I HAVE A PHOTOGRAPH of two men in overalls, one holding a homemade banjo and the other a percussion rifle. The mountain behind them is stripped of trees, suggesting that the photo is from the thirties when logging came to this region. The banjo player is clearly proud of his instrument. He stares straight at us, a flat smile across his face, his hand held in the clawhammer position. It is harder to tell about the man with the rifle because he holds the gun to his cheek, as if to fire, and his hand and the gunstock hide his face, but he also holds a noble pose, and I suspect that the face behind the gun is smiling, too, as proud of his prized possession as the musician. Both the neck of the banjo and the barrel of the rifle point off, toward the side of the photo, in parallel lines. 

Guns and song. 

Before mountain gunsmiths varnish the stocks of their rifles, they often stain the wood with lines of soot to make the polished surface look like the back of a fiddle. When they drill metal parts they use a bow drill, holding the drill against the chest and moving the bow back and forth, looking just like a country fiddler. Music and weapons have an ancient connection. Trumpets, bagpipes, fifes, and drums have led warriors into battle and the lyre and the fiddle have offered solace when the killing was done. During the Civil War, banjo music could be heard above encampments plunking out sentimental tunes late into the night. Celts, I have read, would declare intermission in battles while minstrels played songs of home, and epics of war—from Homer to Beowulf—set the stories of fighting and agony and valor to music so that the tales
rang in the ears of victor and vanquished alike. 

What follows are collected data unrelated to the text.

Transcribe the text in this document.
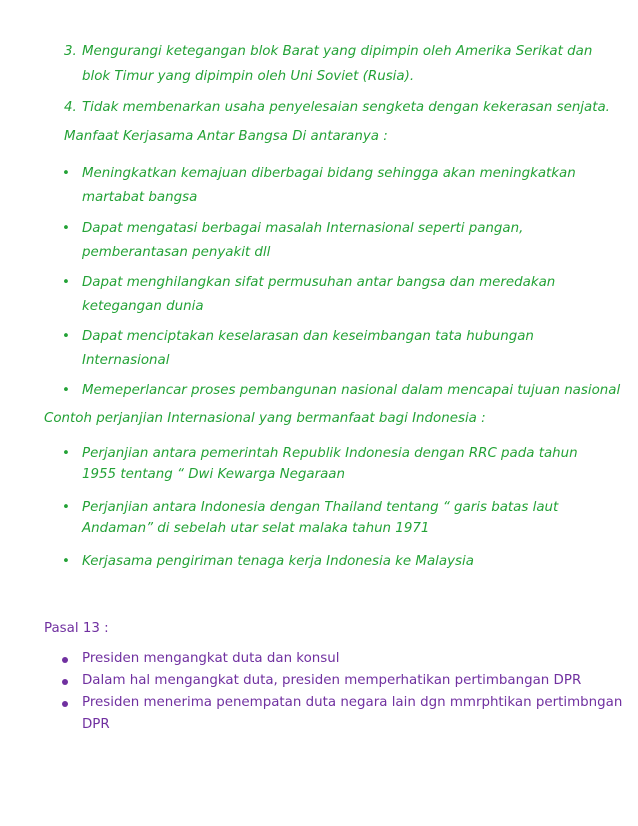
3. Mengurangi ketegangan blok Barat yang dipimpin oleh Amerika Serikat dan
blok Timur yang dipimpin oleh Uni Soviet (Rusia).
4. Tidak membenarkan usaha penyelesaian sengketa dengan kekerasan senjata.
Manfaat Kerjasama Antar Bangsa Di antaranya :
• Meningkatkan kemajuan diberbagai bidang sehingga akan meningkatkan
martabat bangsa
• Dapat mengatasi berbagai masalah Internasional seperti pangan,
pemberantasan penyakit dll
• Dapat menghilangkan sifat permusuhan antar bangsa dan meredakan
ketegangan dunia
• Dapat menciptakan keselarasan dan keseimbangan tata hubungan
Internasional
• Memeperlancar proses pembangunan nasional dalam mencapai tujuan nasional
Contoh perjanjian Internasional yang bermanfaat bagi Indonesia :
• Perjanjian antara pemerintah Republik Indonesia dengan RRC pada tahun
1955 tentang “ Dwi Kewarga Negaraan
• Perjanjian antara Indonesia dengan Thailand tentang “ garis batas laut
Andaman” di sebelah utar selat malaka tahun 1971
• Kerjasama pengiriman tenaga kerja Indonesia ke Malaysia
Pasal 13 :
Presiden mengangkat duta dan konsul
Dalam hal mengangkat duta, presiden memperhatikan pertimbangan DPR
Presiden menerima penempatan duta negara lain dgn mmrphtikan pertimbngan
DPR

I would like to say that music is compensatory, there merely as a comfort, a solace after violence and the kill. I would like to think of song in opposition to the gun, the music somehow wiping out and replacing the blast and the report of a gun, but I know that even though music offers compensation for violence, it is not entirely innocent. The banjo hangs in the same room as the rifle, and the thrill of hitting the fifth string and cocking a pistol are not opposite but akin. Mountain banjo players often talk about "cocking" the fifth string. Alien as music and violence may seem—one bringing agony and the other balm—the machines of death and song have the same source in the inventive and manipulative nature of human beings who cannot refrain from creating objects that express their nature. The banjo and the rifle are the products of the same pair of hands. Taken together they identify us—smoke and words and lead and song sent out into the world by the buffed and crafted agents of the death and delight that is in us and is us.